Des détenus en liberté dans le Cantal

En septembre 2007, trois détenus de la maison d'arrêt d'Aurillac et deux personnes suivies en milieu ouvert ont arpenté les monts du Cantal en toute liberté. Accompagnés d'un photographe, d'un guide et d'un auteur, ils ont pris de nombreuses photographies. A la clé : une exposition - Détenus corrects exigés -, présentée en juin 2008 dans l'atrium du conseil général.

En 2003, Pierre Soissons, photographe, réalise des clichés sur le thème de "La photo qui manque". L'idée : aller chercher à l'extérieur ce qui fait le plus défaut aux détenus de la maison d'arrêt d'Aurillac. Ce travail donne naissance à un ouvrage intitulé "Comme l'air", publié aux éditions Quelque part sur terre... La maison d'arrêt d'Aurillac, le service pénitentiaire d'insertion et de probation du Cantal (Spip) et le chargé de mission du développement culturel en milieu pénitentiaire (1) ont voulu donner une suite à cette première démarche. Mais, cette fois, ils ont souhaité y associer des personnes détenues ou suivies en milieu ouvert. Le conseil général a été immédiatement inclus dans la réflexion. "Le projet s'est nourri des idées et des paroles des uns et des autres", explique Jean-Marc Chassagny, directeur adjoint du Spip du Cantal et du Puy-de-Dôme.

 

Critères déterminants : la motivation et la force physique

Les quatre partenaires ont convié Pierre Soissons à poursuivre son travail afin qu'il apporte son expertise photographique aux détenus : éclairage, angle de vue, règles à respecter... Le photographe a invité Laurence Adnet-Goffinet à se joindre au groupe. Observant les détenus, cet auteur a noté leurs mots et leurs interrogations qui ont servi de légendes aux photos de l'exposition. Le troisième accompagnateur, Jean-François Petiot, est lui aussi une connaissance de Pierre Soissons. Propriétaire d'un gîte, il a hébergé la petite troupe et l'a guidée à travers les monts du Cantal.
Côté participants, la sélection s'est faite, en premier lieu, sur entretien individuel. La motivation et la forme physique des candidats ont été des critères déterminants. "Il s'agissait d'un projet culturel mais aussi sportif, avec entraînement en maison d'arrêt. Nous avons dû nous référer à des avis médicaux", précise le directeur d'insertion et de probation.
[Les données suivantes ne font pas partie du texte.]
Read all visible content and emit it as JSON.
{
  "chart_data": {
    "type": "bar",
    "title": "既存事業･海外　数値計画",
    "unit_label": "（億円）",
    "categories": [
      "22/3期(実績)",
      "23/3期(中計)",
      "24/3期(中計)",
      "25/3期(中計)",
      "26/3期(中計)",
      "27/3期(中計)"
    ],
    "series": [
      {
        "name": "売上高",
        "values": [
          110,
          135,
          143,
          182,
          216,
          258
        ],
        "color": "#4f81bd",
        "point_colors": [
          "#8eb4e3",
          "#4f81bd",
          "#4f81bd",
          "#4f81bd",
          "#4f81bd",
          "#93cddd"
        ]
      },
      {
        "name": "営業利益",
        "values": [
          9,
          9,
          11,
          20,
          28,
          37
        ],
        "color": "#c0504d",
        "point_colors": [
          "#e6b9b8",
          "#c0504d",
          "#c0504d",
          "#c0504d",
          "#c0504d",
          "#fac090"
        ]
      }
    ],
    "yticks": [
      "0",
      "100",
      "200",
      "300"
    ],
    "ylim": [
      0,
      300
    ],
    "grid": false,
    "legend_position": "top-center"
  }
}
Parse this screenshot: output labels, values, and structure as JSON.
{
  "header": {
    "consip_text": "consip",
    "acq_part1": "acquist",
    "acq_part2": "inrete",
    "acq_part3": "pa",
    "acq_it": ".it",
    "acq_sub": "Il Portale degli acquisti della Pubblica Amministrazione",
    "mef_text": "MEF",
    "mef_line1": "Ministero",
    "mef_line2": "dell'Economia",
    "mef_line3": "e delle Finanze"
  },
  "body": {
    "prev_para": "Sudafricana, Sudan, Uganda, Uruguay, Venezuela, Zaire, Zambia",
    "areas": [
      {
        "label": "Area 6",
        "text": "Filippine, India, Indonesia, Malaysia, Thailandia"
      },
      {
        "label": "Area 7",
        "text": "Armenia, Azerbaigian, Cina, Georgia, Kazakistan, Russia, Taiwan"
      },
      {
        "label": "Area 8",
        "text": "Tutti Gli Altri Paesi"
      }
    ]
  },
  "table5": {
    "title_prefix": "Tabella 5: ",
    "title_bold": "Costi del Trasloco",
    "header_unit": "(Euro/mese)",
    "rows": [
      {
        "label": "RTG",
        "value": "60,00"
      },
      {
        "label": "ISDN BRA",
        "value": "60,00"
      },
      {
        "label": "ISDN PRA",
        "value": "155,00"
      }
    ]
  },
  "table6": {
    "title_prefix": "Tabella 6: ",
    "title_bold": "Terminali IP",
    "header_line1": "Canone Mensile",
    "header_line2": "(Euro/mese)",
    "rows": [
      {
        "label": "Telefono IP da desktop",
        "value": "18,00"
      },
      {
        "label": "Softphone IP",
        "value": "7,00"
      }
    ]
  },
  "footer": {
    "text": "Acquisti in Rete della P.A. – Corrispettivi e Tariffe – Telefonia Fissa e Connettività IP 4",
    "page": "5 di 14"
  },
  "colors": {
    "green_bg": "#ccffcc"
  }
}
Le choix final est toutefois revenu aux magistrats, "des partenaires de premier ordre", estime-t-il : "Sans leur bonne volonté, pas de permissions accordées et donc pas de projet."

 

Des citoyens comme les autres

L'intérêt d'une telle opération ? "Placer les détenus dans une situation un peu particulière a provoqué chez eux de nombreuses interrogations", explique Jean-Marc Chassagny. "Ils ont été touchés de la confiance qu'on leur témoignait. Les trois accompagnateurs ont loué leur comportement exemplaire. En totale liberté, sans aucune surveillance policière, ils se sont pliés aux règles, ont pris soin du matériel très onéreux, ont accepté des levers matinaux. Cette démarche nous a permis de leur dire : Vous êtes capables de réussir quelque chose."
L'exposition a également suscité de nombreuses réactions de la part du public. "Les visiteurs se demandaient : qui sont ces détenus ? Pourquoi cette démarche ? En fait, la plupart pensaient que la vie culturelle appartenait à l'après-prison, explique Denis Llavori, directeur de la médiathèque départementale. Ce fut l'occasion de rappeler au public que les détenus sont des citoyens comme les autres, ayant le droit d'accès à la vie culturelle."
Devant cette réussite, les mêmes partenaires réfléchissent à un troisième projet sur le thème des carnets de voyage.
Au final, le projet aura coûté 4.259 euros, tout compris (matériel photo, hébergement et repas, déplacement, équipement de randonnée). Plusieurs financeurs ont participé : la direction interrégionale des services pénitentiaires de Rhône-Alpes/Auvergne, la direction régionale des affaires culturelles (Drac), la préfecture du Cantal, la communauté d'agglomération du bassin d'Aurillac, le Spip et l'association socioculturelle de la maison d'arrêt d'Aurillac. Le conseil général a apporté une aide en nature. "Plus qu'un financeur, il constitue un partenaire", explique Jean-Marc Chassagny. Le directeur de la médiathèque confirme : "Nous travaillons main dans la main avec le Spip." Le conseil général a ainsi prêté ses locaux pour l'exposition et en a assumé les frais techniques. Il prendra également en charge la circulation de la manifestation. La médiathèque l'a d'ores et déjà intégrée à son catalogue et plusieurs villes et bibliothèques l'ont réclamée.

 

Être au coeur de la vie culturelle

L'inauguration de "Détenus corrects exigés" a été l'occasion de signer une nouvelle convention entre le conseil général, le Spip, la maison d'arrêt et le Transfo, association regroupant tous les organismes culturels de la région Auvergne. Une première convention, en 1996, portait sur l'installation et la gestion d'un dépôt de livre. "Mais en dix ans, notre rôle a largement évolué. Aujourd'hui, nous prêtons aussi des expositions, des jeux, des CD, des DVD et assurons des formations de bibliothécaires", explique Denis Llavori. Dans les faits, la bibliothèque de la maison d'arrêt ne se distingue pas des autres bibliothèques du réseau départemental. Toujours dans un souci d'intégration, la convention prévoit également de faire circuler au sein de la maison d'arrêt les manifestations culturelles régionales.

 

Elisa Dupont / PCA, pour la rubrique Expériences des sites Mairie-conseils et Localtis

(1) Il s'agit d'un poste cofinancé par la direction régionale des affaires culturelles et la pénitentiaire.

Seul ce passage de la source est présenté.